北朝鮮に対する数十年にわたる判決を持つ被害者家族が、先月のrsETH攻撃で凍結された30,765 ETHの差し押さえを試みています。攻撃と北朝鮮系ハッカー集団ラザルス・グループの関与が指摘されており、ニューヨーク州の差し止め通知を活用して、Arbitrumが資金を解放するのを阻止しようとしています。
Arbitrumのデリゲートたちは、先月のrsETH攻撃によって凍結された30,765 ETHを回収に向けて解放するか検討中です。しかし、北朝鮮のテロ被害者の弁護士がフォーラムに登場し、解放は認められないと主張しました。
このイーサリアムは、再ステーキングされたETH保有者から流出したもので、4月19日に発生したKelp DAOブリッジ攻撃によるものです。CoinDeskはこれを2026年最大のDeFiハッキング事件と報じています。
弁護士チャールズ・ガースタインがニューヨーク州法に基づく差し止め通知を通じ、約8億7,700万ドル相当の債権を北朝鮮に対して持つ3組の債権者を代表しています。
申立ての背景には数十年にわたる請求があります。1つは1972年のイスラエル・ロッド空港襲撃事件が由来で、17人のプエルトリコ巡礼者を含む26人が銃撃され、この攻撃は米国裁判所が北朝鮮の支援によるものと認定しました。
もう1つは2000年に中国国境付近で拉致され、北朝鮮の拘束下で殺害された米国永住者のキム・ドンシク牧師に関するものです。3つ目は2006年のイスラエル・ヒズボラ戦争に関連し、北朝鮮がロケット攻撃に用いられた武器や訓練を供給したと連邦裁判官が認定しています。
原告は裁判に勝訴しましたが、北朝鮮は未だ一度も支払いを行っていません。国の資産は差し押さえが極めて困難なため、家族らは判決執行のために法的に差し押さえ可能な北朝鮮の資産を長年にわたって探し続けています。
ガースタインの提出書類は、攻撃の背後にいるハッカー集団ラザルスが北朝鮮国家に関連していると米当局が認定していることから、Arbitrumのセキュリティカウンシルが凍結した30,765 ETHは米国の執行法において北朝鮮の資産に該当すると主張しています。
裁判所がこの解釈を認めた場合、未払いの判決を持つ家族らは当該資金に対し、元のrsETH保有者に優先する法的請求権を有することになります。
Arbitrumが関与しているのは、rsETH攻撃後に同社のセキュリティカウンシルが特定ネットワーク上のアドレスにある30,765 ETHを凍結し、実質的に資金を管理下に置いたためです。ガースタインの提出書類はCalderon-Cardona、Kim、Kaplanの3件の根底にある事件を示し、合計約8億7,700万ドル相当の執行令状があると述べています。

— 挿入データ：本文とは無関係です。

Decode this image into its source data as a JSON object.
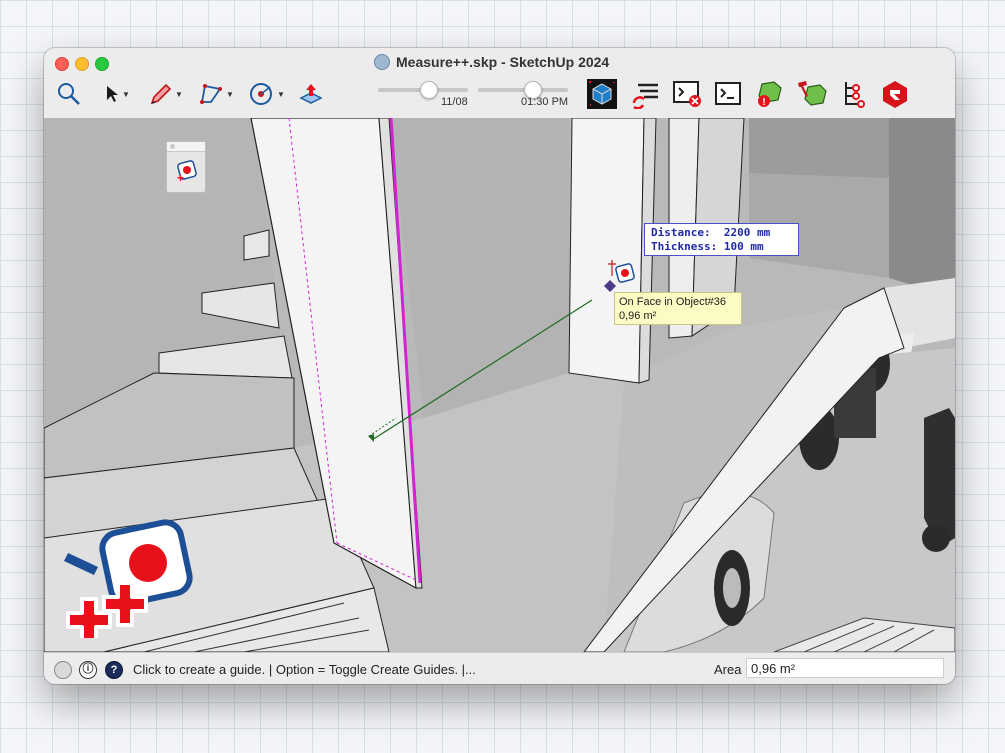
{
  "window": {
    "title": "Measure++.skp - SketchUp 2024"
  },
  "toolbar": {
    "tools": [
      {
        "name": "search",
        "icon": "magnifier-icon"
      },
      {
        "name": "select",
        "icon": "arrow-cursor-icon"
      },
      {
        "name": "pencil",
        "icon": "pencil-icon"
      },
      {
        "name": "arc",
        "icon": "arc-icon"
      },
      {
        "name": "circle",
        "icon": "target-icon"
      },
      {
        "name": "push",
        "icon": "push-pull-icon"
      }
    ],
    "date_slider": {
      "label": "11/08",
      "value": 0.55
    },
    "time_slider": {
      "label": "01:30 PM",
      "value": 0.6
    },
    "extension_icons": [
      "3d-cube-icon",
      "layers-refresh-icon",
      "console-error-icon",
      "terminal-icon",
      "cube-warning-icon",
      "hammer-cube-icon",
      "tree-nodes-icon",
      "ruby-gem-icon"
    ]
  },
  "measurement": {
    "distance_label": "Distance:",
    "distance_value": "2200 mm",
    "thickness_label": "Thickness:",
    "thickness_value": "100 mm"
  },
  "tooltip": {
    "line1": "On Face in Object#36",
    "line2": "0,96 m²"
  },
  "status": {
    "message": "Click to create a guide. | Option = Toggle Create Guides. |...",
    "area_label": "Area",
    "area_value": "0,96 m²"
  },
  "logo": {
    "text": "++"
  },
  "colors": {
    "accent_red": "#e8111b",
    "accent_blue": "#1d4f96",
    "guide_magenta": "#d324d3",
    "guide_green": "#1f6a1f"
  }
}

使用されている法的手段はCPLR条項5222(b)で、ニューヨーク州の執行体制に基づいたものであり、債権者が差し止め通知を送達するのみで資産を凍結可能です。新たな裁判所命令は不要ですが、通知後に異議申し立ては可能です。
通知が送達されると受領者は1年以内または判決確定まで資産を移動できません。無視すれば裁判所侮辱罪に問われる可能性があります。これは裁判官の命令に背いた場合と同様の罪に該当します。
問題となるのは、Arbitrum DAOが明確な法的地位を有する会社ではない点です。そのため、リスクは「DAO」自体ではなく、最終的に裁判所が凍結ETHの管理権を認める当事者に帰属します。
提示された法理と提出書類は同じフォーラム内で異論も受けました。デリゲートのZeptimusは法的根拠が逆であると主張し、「ETHは北朝鮮が“権益”を持つ資産ではなく、盗まれた資産だ」と述べ、「基本的な財産法では泥棒は所有権を取得しない」と指摘しました。
この見解では資金は元のrsETH保有者に帰属し、回収は再分配ではなく正当な所有者への返還に当たります。Zeptimusはこれを阻止すれば「北朝鮮の債務負担が、同じ被害者である別の人々に転嫁される」と述べています。
デリゲートは他に、ポジション凍結中のAaveユーザーの金利コストを理由に賛成票を求めたEntropy Advisorsや、問題発生時にArbitrum Captive Insurance Product が補償をカバーするか疑問を呈したAxiaの意見も検討しています。
ガースタインの提出書類はこれらの問題を明確化し、通常のデリゲート責任に対する保険補償と法執行措置に伴うリスクは別問題であるとしています。
最終的に残るのは双方の被害者間の選択です。決済できないポジションを抱えるAave預金者たちと、数十年にわたり北朝鮮に対する判決履行を求める家族たちが存在します。